Uruguay qualified for the finals with Marcelo Bielsa’s characteristic mix of intensity and tactical discipline, and back in 2023, Darwin Nunez was the man leading the charge, bagging and creating goals in a strong qualifying campaign.
But fast forward to April 2026, and the picture looks very different. El Observador’s extensive piece on the Nunez situation paints a portrait of a player in freefall at club level, with serious knock-on implications for Uruguay’s World Cup hopes.
Since departing Liverpool last summer for Al-Hilal in a deal worth £46.1 million plus add-ons, Nunez has been axed from Al-Hilal’s Saudi Pro League squad entirely in February, bumped off the 25-man domestic roster to make room for Karim Benzema following the 38-year-old’s January arrival from Al-Ittihad.
Under Saudi league rules restricting clubs to eight non-Saudi foreign players in their domestic squad, the club chose the former Real Madrid man – and Nunez was left out in the cold.
And as a result, El Observador are claiming that he could be third-choice striker and may play very little at the upcoming World Cup – if at all:
“When he arrives at the World Cup, one possibility is that Darwin will continue to be, due to his sporting level, the third striker of the national team and he will not play and if he does, he will not score,” Luis Eduardo Inzaurralde reports.

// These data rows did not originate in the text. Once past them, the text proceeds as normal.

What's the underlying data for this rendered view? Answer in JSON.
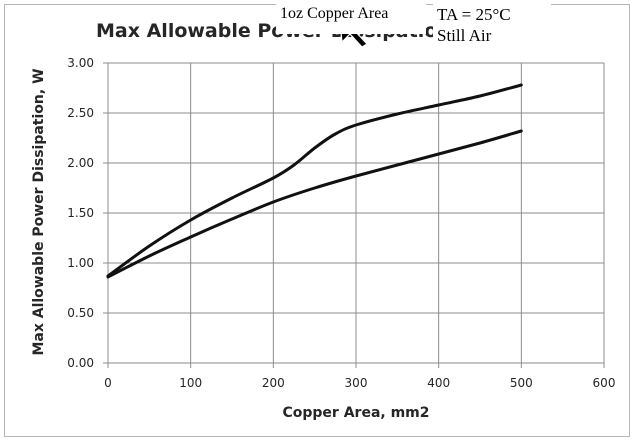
{
  "chart_data": {
    "type": "line",
    "title": "Max Allowable Power Dissipation",
    "xlabel": "Copper Area, mm2",
    "ylabel": "Max Allowable Power Dissipation, W",
    "xlim": [
      0,
      600
    ],
    "ylim": [
      0,
      3
    ],
    "x_ticks": [
      "0",
      "100",
      "200",
      "300",
      "400",
      "500",
      "600"
    ],
    "y_ticks": [
      "0.00",
      "0.50",
      "1.00",
      "1.50",
      "2.00",
      "2.50",
      "3.00"
    ],
    "grid": true,
    "legend": "none",
    "line_color": "#111111",
    "series": [
      {
        "x": [
          0,
          50,
          100,
          150,
          200,
          225,
          250,
          275,
          300,
          350,
          400,
          450,
          500
        ],
        "values": [
          0.87,
          1.17,
          1.43,
          1.65,
          1.85,
          1.98,
          2.15,
          2.29,
          2.38,
          2.49,
          2.58,
          2.67,
          2.78
        ]
      },
      {
        "x": [
          0,
          50,
          100,
          150,
          200,
          250,
          300,
          350,
          400,
          450,
          500
        ],
        "values": [
          0.86,
          1.07,
          1.26,
          1.44,
          1.61,
          1.75,
          1.87,
          1.98,
          2.09,
          2.2,
          2.32
        ]
      }
    ]
  },
  "overlay": {
    "label_1": "1oz Copper Area",
    "label_2_line1": "TA = 25°C",
    "label_2_line2": "Still Air"
  }
}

They evidence it with the fact that His lack of game time is affecting him on every level – physically, football-wise and mentally.

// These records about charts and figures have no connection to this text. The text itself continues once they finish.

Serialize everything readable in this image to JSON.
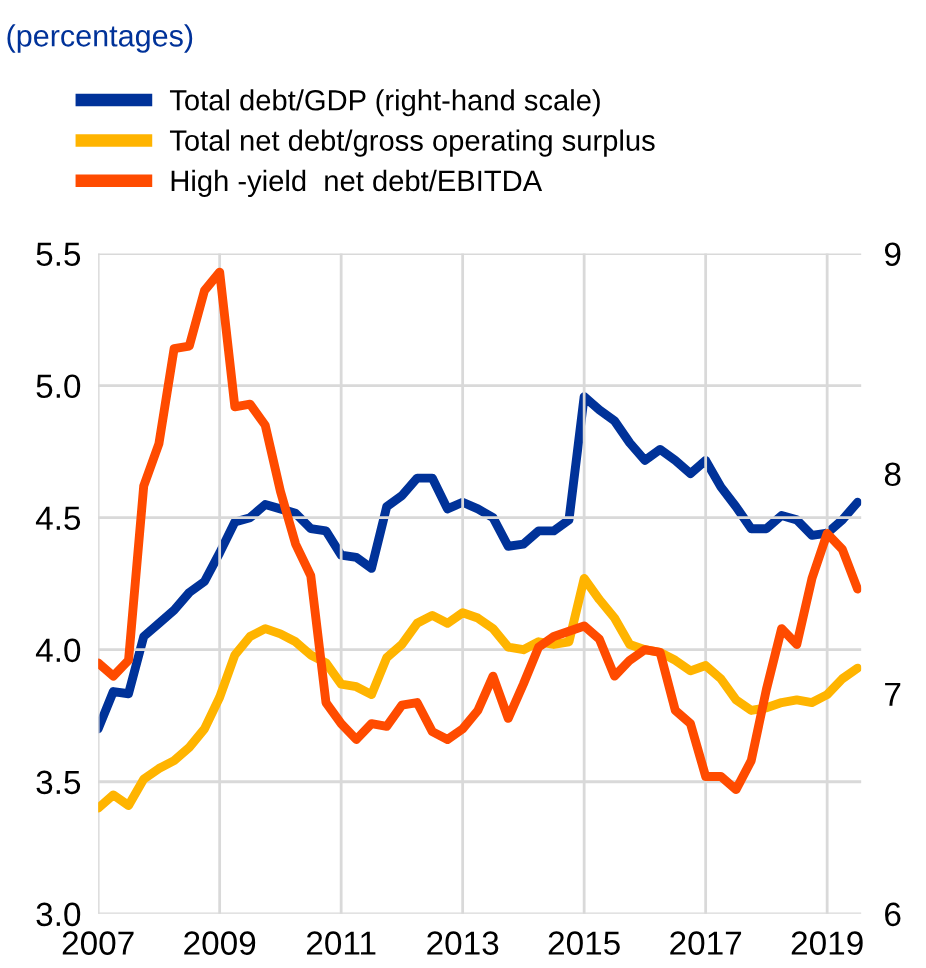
{
  "chart_data": {
    "type": "line",
    "title": "(percentages)",
    "x": [
      2007.0,
      2007.25,
      2007.5,
      2007.75,
      2008.0,
      2008.25,
      2008.5,
      2008.75,
      2009.0,
      2009.25,
      2009.5,
      2009.75,
      2010.0,
      2010.25,
      2010.5,
      2010.75,
      2011.0,
      2011.25,
      2011.5,
      2011.75,
      2012.0,
      2012.25,
      2012.5,
      2012.75,
      2013.0,
      2013.25,
      2013.5,
      2013.75,
      2014.0,
      2014.25,
      2014.5,
      2014.75,
      2015.0,
      2015.25,
      2015.5,
      2015.75,
      2016.0,
      2016.25,
      2016.5,
      2016.75,
      2017.0,
      2017.25,
      2017.5,
      2017.75,
      2018.0,
      2018.25,
      2018.5,
      2018.75,
      2019.0,
      2019.25,
      2019.5
    ],
    "series": [
      {
        "name": "Total debt/GDP (right-hand scale)",
        "color": "#003299",
        "axis": "y2",
        "values": [
          6.84,
          7.01,
          7.0,
          7.26,
          7.32,
          7.38,
          7.46,
          7.51,
          7.64,
          7.78,
          7.8,
          7.86,
          7.84,
          7.82,
          7.75,
          7.74,
          7.63,
          7.62,
          7.57,
          7.85,
          7.9,
          7.98,
          7.98,
          7.84,
          7.87,
          7.84,
          7.8,
          7.67,
          7.68,
          7.74,
          7.74,
          7.79,
          8.35,
          8.29,
          8.24,
          8.14,
          8.06,
          8.11,
          8.06,
          8.0,
          8.06,
          7.94,
          7.85,
          7.75,
          7.75,
          7.81,
          7.79,
          7.72,
          7.73,
          7.79,
          7.87
        ]
      },
      {
        "name": "Total net debt/gross operating surplus",
        "color": "#ffb400",
        "values": [
          3.4,
          3.45,
          3.41,
          3.51,
          3.55,
          3.58,
          3.63,
          3.7,
          3.82,
          3.98,
          4.05,
          4.08,
          4.06,
          4.03,
          3.98,
          3.95,
          3.87,
          3.86,
          3.83,
          3.97,
          4.02,
          4.1,
          4.13,
          4.1,
          4.14,
          4.12,
          4.08,
          4.01,
          4.0,
          4.03,
          4.02,
          4.03,
          4.27,
          4.19,
          4.12,
          4.02,
          4.0,
          3.99,
          3.96,
          3.92,
          3.94,
          3.89,
          3.81,
          3.77,
          3.78,
          3.8,
          3.81,
          3.8,
          3.83,
          3.89,
          3.93
        ]
      },
      {
        "name": "High -yield  net debt/EBITDA",
        "color": "#ff4b00",
        "values": [
          3.95,
          3.9,
          3.96,
          4.62,
          4.78,
          5.14,
          5.15,
          5.36,
          5.43,
          4.92,
          4.93,
          4.85,
          4.6,
          4.4,
          4.28,
          3.8,
          3.72,
          3.66,
          3.72,
          3.71,
          3.79,
          3.8,
          3.69,
          3.66,
          3.7,
          3.77,
          3.9,
          3.74,
          3.87,
          4.01,
          4.05,
          4.07,
          4.09,
          4.04,
          3.9,
          3.96,
          4.0,
          3.99,
          3.77,
          3.72,
          3.52,
          3.52,
          3.47,
          3.58,
          3.85,
          4.08,
          4.02,
          4.27,
          4.44,
          4.38,
          4.23
        ]
      }
    ],
    "xlim": [
      2007,
      2019.56
    ],
    "xticks": [
      2007,
      2009,
      2011,
      2013,
      2015,
      2017,
      2019
    ],
    "ylim": [
      3.0,
      5.5
    ],
    "yticks": [
      {
        "value": 3,
        "label": "3.0"
      },
      3.5,
      {
        "value": 4,
        "label": "4.0"
      },
      4.5,
      {
        "value": 5,
        "label": "5.0"
      },
      5.5
    ],
    "y2lim": [
      6,
      9
    ],
    "y2ticks": [
      6,
      7,
      8,
      9
    ],
    "grid": true,
    "legend": "top left",
    "marker": "none",
    "line_style": "solid"
  }
}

Furthermore, Since the Copa America in the United States in June 2024, Darwin has played eight times for Uruguay without finding the net. By May, it will be two full years without an international goal, a stark contrast to Bielsa’s first year in charge when he struck 10 times for the national team.
Bielsa is now facing a genuine dilemma. He has remained loyal to Nunez throughout the difficult spell.
When quizzed on why the former Liverpool striker did not start last Friday’s against England, Bielsa said: “He has not competed officially for 50 days.”
“When a player has not competed for a long time, you have to be very careful to manage the number of minutes and the demands, because competition is an essential condiment to build form.”
Given his well-documented admiration for the striker’s physical qualities, it would be a shock for the veteran Argentine coach to leave him out of his World Cup squad entirely. But the question isn’t just whether Nunez travels to North America. It’s whether a player without meaningful match sharpness can be trusted to lead the line in knockout football against the world’s best defences.